Starting this month, Alkek will be subject to renovations that will take several years to complete, Heath said. The renovation will happen in phases that begin with the first floor and proceed upwards from there.

Heath says more space will be created through an infrastructure update.

“In the last 25 years, the enrollment has grown too,” Heath said. “You put all of those things together and it just puts us in the position where we really need to repurpose how the space and the building is used.”

Heath said the renovation plan includes an increase in space where students can collaborate for group projects, as well as individual study rooms.

“When Alkek was built, there were enough group study rooms,” Heath said. “But in the last 25 years, the types of assignments students have from their classes are not the same and Alkek doesn’t begin to have enough group spaces.”

Heath said the university will build a storage space at STAR Park to hold less-used materials rather than adding more floors to Alkek.

“My wish is that every student looks at the library as their third home,” Heath said. “They feel comfortable, they feel safe and they feel that they can get support from all of the library staff.”

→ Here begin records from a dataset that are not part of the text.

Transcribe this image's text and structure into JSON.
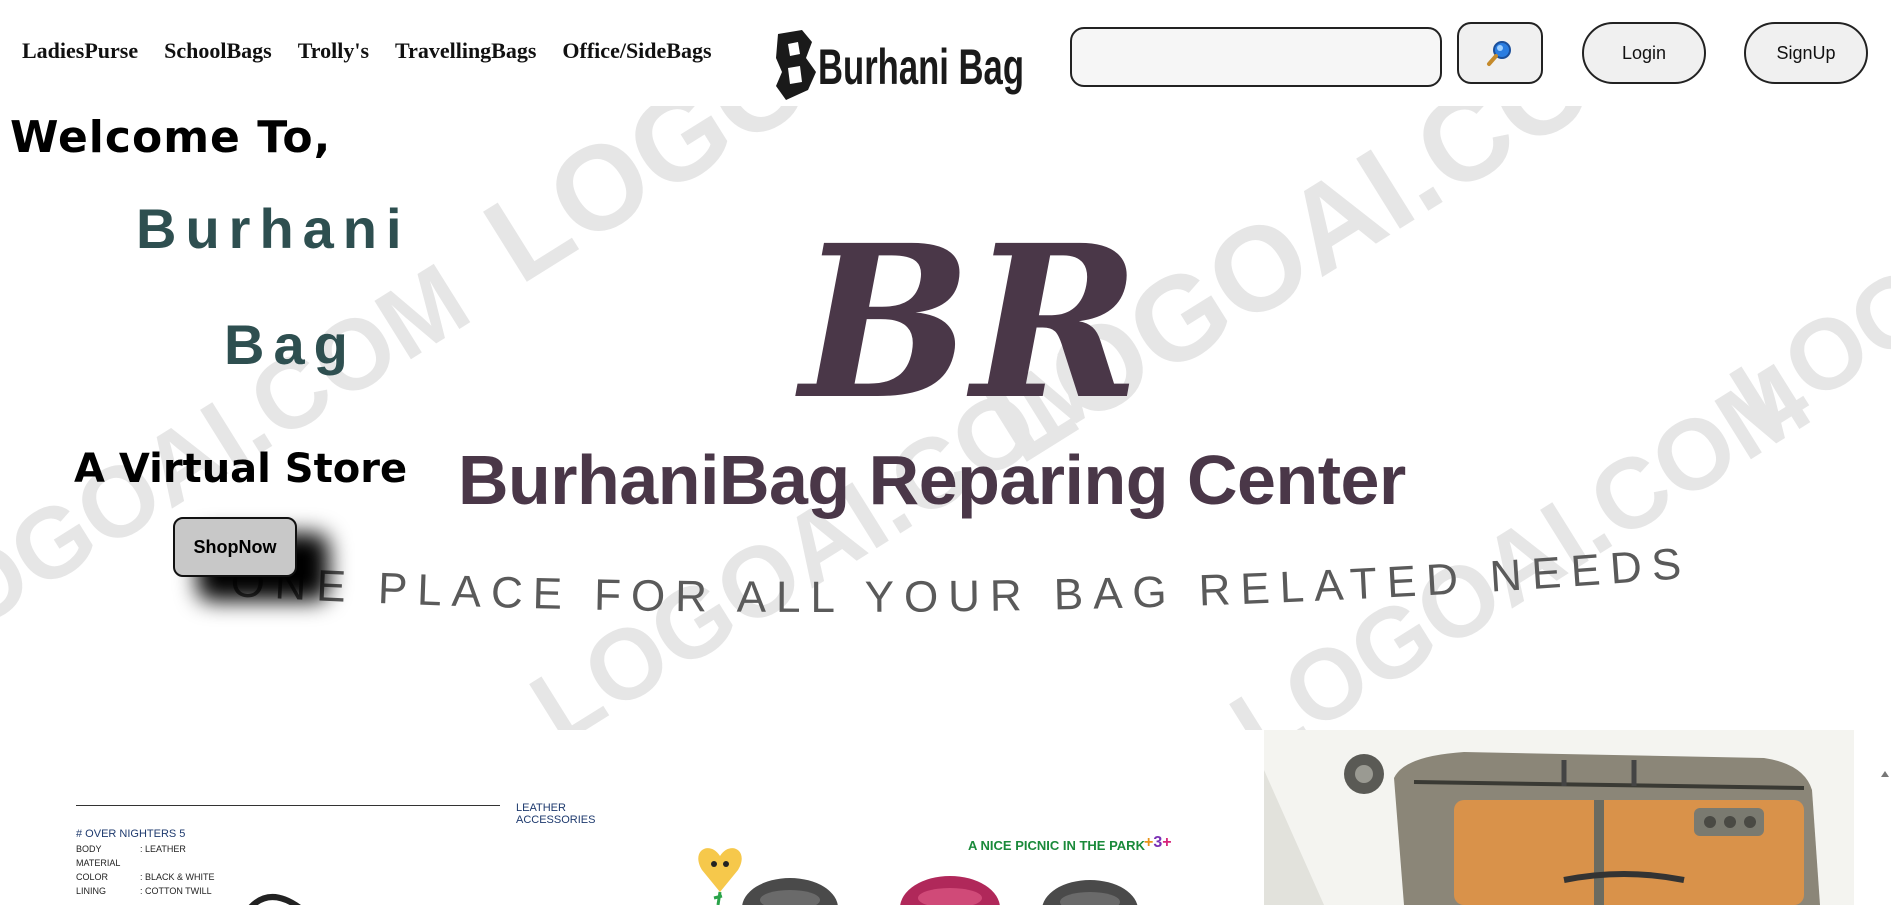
{
  "nav": {
    "links": [
      "LadiesPurse",
      "SchoolBags",
      "Trolly's",
      "TravellingBags",
      "Office/SideBags"
    ],
    "brand": "Burhani Bag",
    "search_placeholder": "",
    "login_label": "Login",
    "signup_label": "SignUp"
  },
  "hero": {
    "welcome": "Welcome To,",
    "brand_line1": "Burhani",
    "brand_line2": "Bag",
    "tagline": "A Virtual Store",
    "shop_now": "ShopNow",
    "center_logo_letters": "BR",
    "center_title": "BurhaniBag Reparing Center",
    "slogan": "ONE PLACE FOR ALL YOUR BAG RELATED NEEDS",
    "watermark": "LOGOAI.COM"
  },
  "products": {
    "card1": {
      "header": "LEATHER ACCESSORIES",
      "title": "# OVER NIGHTERS 5",
      "rows": [
        {
          "k": "BODY MATERIAL",
          "v": ": LEATHER"
        },
        {
          "k": "COLOR",
          "v": ": BLACK & WHITE"
        },
        {
          "k": "LINING",
          "v": ": COTTON TWILL"
        }
      ]
    },
    "card2": {
      "caption": "A NICE PICNIC IN THE PARK",
      "badge": "3"
    }
  },
  "colors": {
    "brand_teal": "#2e4f50",
    "center_purple": "#4a3748",
    "card_blue": "#1e3a6e",
    "caption_green": "#1a8a3a",
    "accent_orange": "#e8941a"
  }
}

Heath said university officials have worked to keep the library updated as Texas State shifts focus to becoming a research university.

“I’m very proud of what Texas State has become,” Martinez said. “When you get older, you learn to appreciate and respect that history.”

When Alkek first opened its doors, the library only had 12 PCs to offer, according to university archives. Today there are more than 80 computers on the main floor alone.

Despite all of the changes in Alkek over the past 25 years, the library’s mission has stayed the same, Heath said.

“The library belongs to the entire campus, so (the celebration events are) a way for everyone to be tied into it,” Heath said. “The core of the mission is opportunities to learn, create and discover.”

Melissa Bonano, student worker and biochemistry sophomore, said the silent floor of Alkek is her favorite part of the building because it gives students the chance to study and focus without any distractions.

“This is definitely the place everybody goes to so they can think about getting their life together and get things done,” Bonano said. “The library is the brain of campus.”

Heath said as a testament to Alkek’s centrality on campus, people should know that the library had 11,980 people walk through its doors on the first class day of the semester.

“I don’t know if some people realize just how many people use our services,” Heath said. “I was delighted to know that students know we’re here and that they are comfortable.”